Siempre refiriéndose a este periodo, Colombo sostiene que fue la Unión Soviética el principal patrocinador de Israel, venciendo incluso la reticencia estadounidense, pero el único hecho histórico que confirma mínimamente esta afirmación es que la Unión Soviética fue la primera nación que reconoció con carácter bilateral a Israel tras la unilateral declaración de independencia de este país en 1948. Un acto diplomático entre dos Estados que no tiene ninguna relación con la ONU, que admitirá a Israel como Estado miembro sólo un año más tarde. En cuanto a la presunta reticencia de EE UU, en el caso hipotético en que se manifestase en algún momento del proceso de nacimiento del Estado de Israel, no fue así con ocasión de la aprobación del Plan de Partición, criatura bienamada de Harry Truman, quien soslayó a su Departamento de Estado, fuertemente contrario, y ejerció enormes presiones sobre Estados que se hallaban en situación de dependencia de EE UU, como por ejemplo Filipinas, cuya orientación primera de voto era en contra.
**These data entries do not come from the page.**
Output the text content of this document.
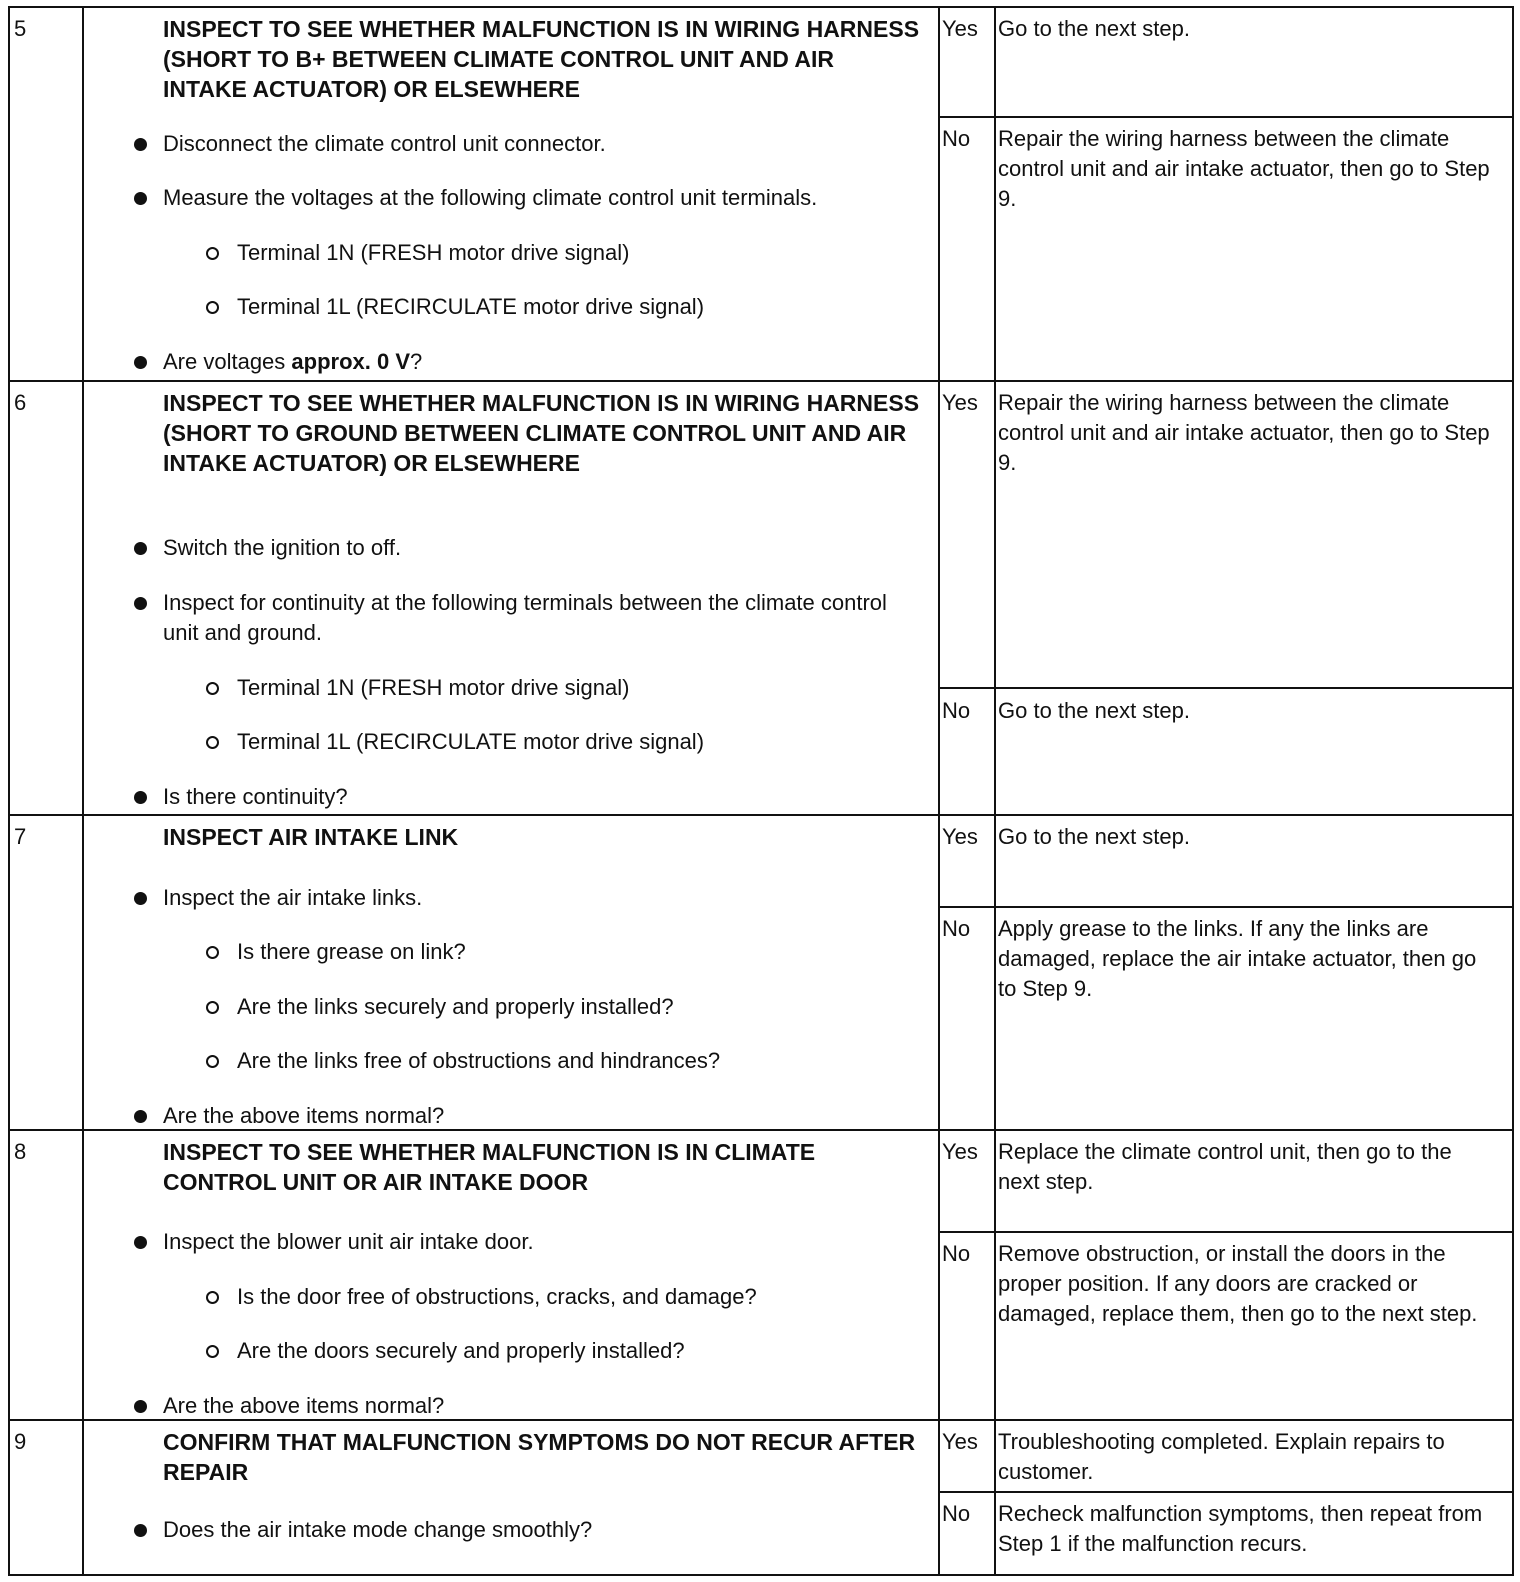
5	INSPECT TO SEE WHETHER MALFUNCTION IS IN WIRING HARNESS (SHORT TO B+ BETWEEN CLIMATE CONTROL UNIT AND AIR INTAKE ACTUATOR) OR ELSEWHERE
Disconnect the climate control unit connector.
Measure the voltages at the following climate control unit terminals.
Terminal 1N (FRESH motor drive signal)
Terminal 1L (RECIRCULATE motor drive signal)
Are voltages approx. 0 V?
Yes Go to the next step.
No Repair the wiring harness between the climate control unit and air intake actuator, then go to Step 9.
6	INSPECT TO SEE WHETHER MALFUNCTION IS IN WIRING HARNESS (SHORT TO GROUND BETWEEN CLIMATE CONTROL UNIT AND AIR INTAKE ACTUATOR) OR ELSEWHERE
Switch the ignition to off.
Inspect for continuity at the following terminals between the climate control unit and ground.
Terminal 1N (FRESH motor drive signal)
Terminal 1L (RECIRCULATE motor drive signal)
Is there continuity?
Yes Repair the wiring harness between the climate control unit and air intake actuator, then go to Step 9.
No Go to the next step.
7	INSPECT AIR INTAKE LINK
Inspect the air intake links.
Is there grease on link?
Are the links securely and properly installed?
Are the links free of obstructions and hindrances?
Are the above items normal?
Yes Go to the next step.
No Apply grease to the links. If any the links are damaged, replace the air intake actuator, then go to Step 9.
8	INSPECT TO SEE WHETHER MALFUNCTION IS IN CLIMATE CONTROL UNIT OR AIR INTAKE DOOR
Inspect the blower unit air intake door.
Is the door free of obstructions, cracks, and damage?
Are the doors securely and properly installed?
Are the above items normal?
Yes Replace the climate control unit, then go to the next step.
No Remove obstruction, or install the doors in the proper position. If any doors are cracked or damaged, replace them, then go to the next step.
9	CONFIRM THAT MALFUNCTION SYMPTOMS DO NOT RECUR AFTER REPAIR
Does the air intake mode change smoothly?
Yes Troubleshooting completed. Explain repairs to customer.
No Recheck malfunction symptoms, then repeat from Step 1 if the malfunction recurs.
Hemos acordado el beneficio de la duda a Furio Colombo, admitiendo la posibilidad de que las boberías que dice a propósito de la primera cumbre de Camp David en 1978 y de la crisis de los rehenes de Irán en 1979 sean resultado de la prisa por sacar rápidamente a la venta un instant book. Pero, ¿cómo hemos de tomar las boberías que dice a propósito de los datos históricos del nacimiento de Israel y de la fatídica fecha de 1948? ¿Como ignorancia o como desinformación deliberada? Y admitiendo que la acusación de ignorancia sea menos grave para un periodista que una operación activa de desinformación, ¿cómo puede cuadrarse esta ignorancia con la afirmación que Colombo hace en su libro de tener una experiencia de varios decenios en el apoyo al Estado de Israel? ¿No ha tenido tiempo de leerse siquiera los textos oficiales de las Resoluciones de la ONU?
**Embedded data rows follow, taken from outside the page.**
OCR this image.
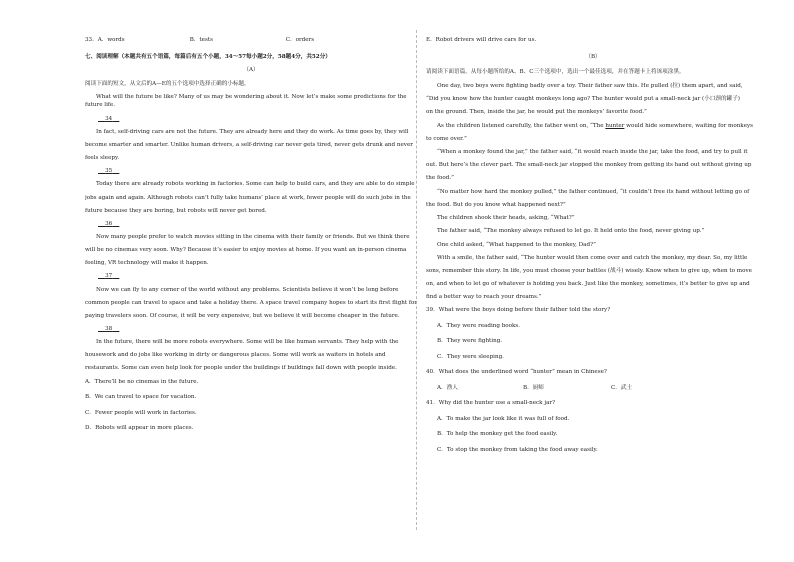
33． A．words	B．tests	C．orders
七、阅读理解（本题共有五个语篇，每篇后有五个小题，34～57每小题2分，58题4分，共52分）
（A）
阅读下面的短文，从文后的A—E的五个选项中选择正确的小标题。
What will the future be like? Many of us may be wondering about it. Now let’s make some predictions for the
future life.
34
In fact, self-driving cars are not the future. They are already here and they do work. As time goes by, they will
become smarter and smarter. Unlike human drivers, a self-driving car never gets tired, never gets drunk and never
feels sleepy.
35
Today there are already robots working in factories. Some can help to build cars, and they are able to do simple
jobs again and again. Although robots can’t fully take humans’ place at work, fewer people will do such jobs in the
future because they are boring, but robots will never get bored.
36
Now many people prefer to watch movies sitting in the cinema with their family or friends. But we think there
will be no cinemas very soon. Why? Because it’s easier to enjoy movies at home. If you want an in-person cinema
feeling, VR technology will make it happen.
37
Now we can fly to any corner of the world without any problems. Scientists believe it won’t be long before
common people can travel to space and take a holiday there. A space travel company hopes to start its first flight for
paying travelers soon. Of course, it will be very expensive, but we believe it will become cheaper in the future.
38
In the future, there will be more robots everywhere. Some will be like human servants. They help with the
housework and do jobs like working in dirty or dangerous places. Some will work as waiters in hotels and
restaurants. Some can even help look for people under the buildings if buildings fall down with people inside.
A．There’ll be no cinemas in the future.
B．We can travel to space for vacation.
C．Fewer people will work in factories.
D．Robots will appear in more places.
E．Robot drivers will drive cars for us.
（B）
请阅读下面语篇，从每小题所给的A、B、C三个选项中，选出一个最佳选项，并在答题卡上将该项涂黑。
One day, two boys were fighting badly over a toy. Their father saw this. He pulled (拉) them apart, and said,
“Did you know how the hunter caught monkeys long ago? The hunter would put a small-neck jar (小口颈的罐子)
on the ground. Then, inside the jar, he would put the monkeys’ favorite food.”
As the children listened carefully, the father went on, “The hunter would hide somewhere, waiting for monkeys
to come over.”
“When a monkey found the jar,” the father said, “it would reach inside the jar, take the food, and try to pull it
out. But here’s the clever part. The small-neck jar stopped the monkey from getting its hand out without giving up
the food.”
“No matter how hard the monkey pulled,” the father continued, “it couldn’t free its hand without letting go of
the food. But do you know what happened next?”
The children shook their heads, asking, “What?”
The father said, “The monkey always refused to let go. It held onto the food, never giving up.”
One child asked, “What happened to the monkey, Dad?”
With a smile, the father said, “The hunter would then come over and catch the monkey, my dear. So, my little
sons, remember this story. In life, you must choose your battles (战斗) wisely. Know when to give up, when to move
on, and when to let go of whatever is holding you back. Just like the monkey, sometimes, it’s better to give up and
find a better way to reach your dreams.”
39．What were the boys doing before their father told the story?
A．They were reading books.
B．They were fighting.
C．They were sleeping.
40．What does the underlined word “hunter” mean in Chinese?
A．渔人	B．厨师	C．武士
41．Why did the hunter use a small-neck jar?
A．To make the jar look like it was full of food.
B．To help the monkey get the food easily.
C．To stop the monkey from taking the food away easily.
Pero quizás tras la ignorancia y deliberada desinformación existe una tercera posibilidad, más convincente y más próxima a la tesis de la ignorancia, aunque no se identifique totalmente con ésta. En su obra de propagandista proisraelí, Furio Colombo demuestra un soberano desprecio por los datos histórico-filológicos, a la vez porque sabe o intuye que es mejor no ir a husmear estos asuntos demasiado de cerca, y sobretodo porque está convencido de que la habilidad literaria (que nadie le regatea) unida a esa particular retórica manifiesta en el libro, es decir la traducción del programa sionista al lenguaje político de la izquierda, le permitirá evitar los inconvenientes de su frágil y raquítica documentación.
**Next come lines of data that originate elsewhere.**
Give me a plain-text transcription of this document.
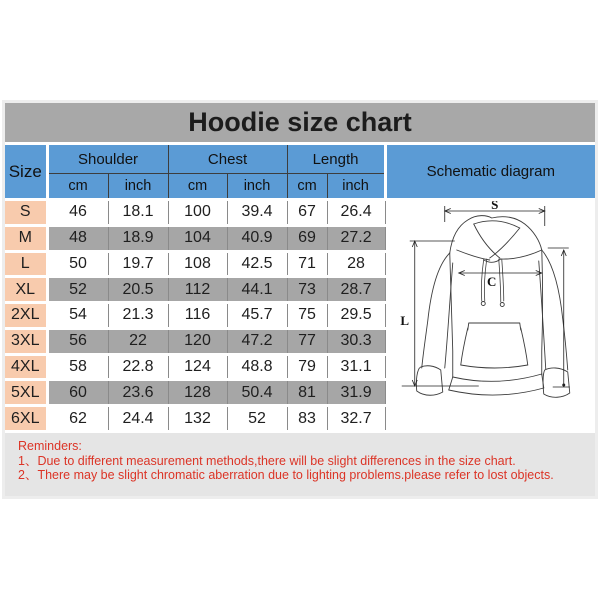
Hoodie size chart
Size	Shoulder		Chest		Length		Schematic diagram
	cm	inch	cm	inch	cm	inch	
S	46	18.1	100	39.4	67	26.4	S
C
L

M	48	18.9	104	40.9	69	27.2	
L	50	19.7	108	42.5	71	28	
XL	52	20.5	112	44.1	73	28.7	
2XL	54	21.3	116	45.7	75	29.5	
3XL	56	22	120	47.2	77	30.3	
4XL	58	22.8	124	48.8	79	31.1	
5XL	60	23.6	128	50.4	81	31.9	
6XL	62	24.4	132	52	83	32.7	
Reminders:
1、Due to different measurement methods,there will be slight differences in the size chart.
2、There may be slight chromatic aberration due to lighting problems.please refer to lost objects.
Dado que a cada vuelta de hoja hay muestras de esta retórica, nos limitaremos a uno. Escribe Colombo en la página 20: «Pero quien se ha formado en el recuerdo de la Resistencia, que fue una liberación del racismo y las persecuciones, se halla con amarga sorpresa frente a un áspero sentimiento de rabia y desdén contra Israel, nacido de la victoria contra el nazismo y el fascismo, y por consiguiente de la Resistencia.»
Con estas pocas palabras, Colombo comienza a autonombrarse albacea testamentario de la Resistencia, ya que él, más que ningún otro, conoce sus auténticos valores y sabe que sus herederos más fieles aman a Israel. Es sin duda posible que en la izquierda alguien incube hacia Israel estos sentimientos de «rabia y desdén», aunque puede que sean más de uno dado que el libro El fin de Israel trata precisamente de la soledad de Israel respecto a la izquierda mundial, o al menos la europea. Pero el asunto se explica rápidamente con el hecho de que tras esta izquierda supermayoritaria a la que no gusta Israel, no hay nadie que se haya «formado en el recuerdo de la Resistencia, que ha sido una liberación del racismo y las persecuciones.» A diferencia de Colombo. Y si esta gente de izquierdas dice, en cambio, que se inspira precisamente en la resistencia al nazi-fascismo en su hostilidad hacia Israel, es porque está hablando de otra resistencia y no de aquella en la que Colombo -gran historiador, como hemos visto- ha estampado su personal certificado de denominación de origen.
Además, siguiendo con su estilo de lógica deductiva («y por consiguiente…») se podría afirmar que la CIA es una gran institución antifascista, por haber nacido de la reestructuración del OSS, conjunto de servicios secretos estadounidenses que combatieron a Hitler, y es sólo una lástima que la CIA haya sido el ángel de la guarda de casi todos los regímenes fascistas del mundo desde la Segunda Guerra Mundial hasta hoy, a menudo maridada en una especie de joint venture con Israel (por ejemplo, en África del Sur, Guatemala y El Salvador en los años 80).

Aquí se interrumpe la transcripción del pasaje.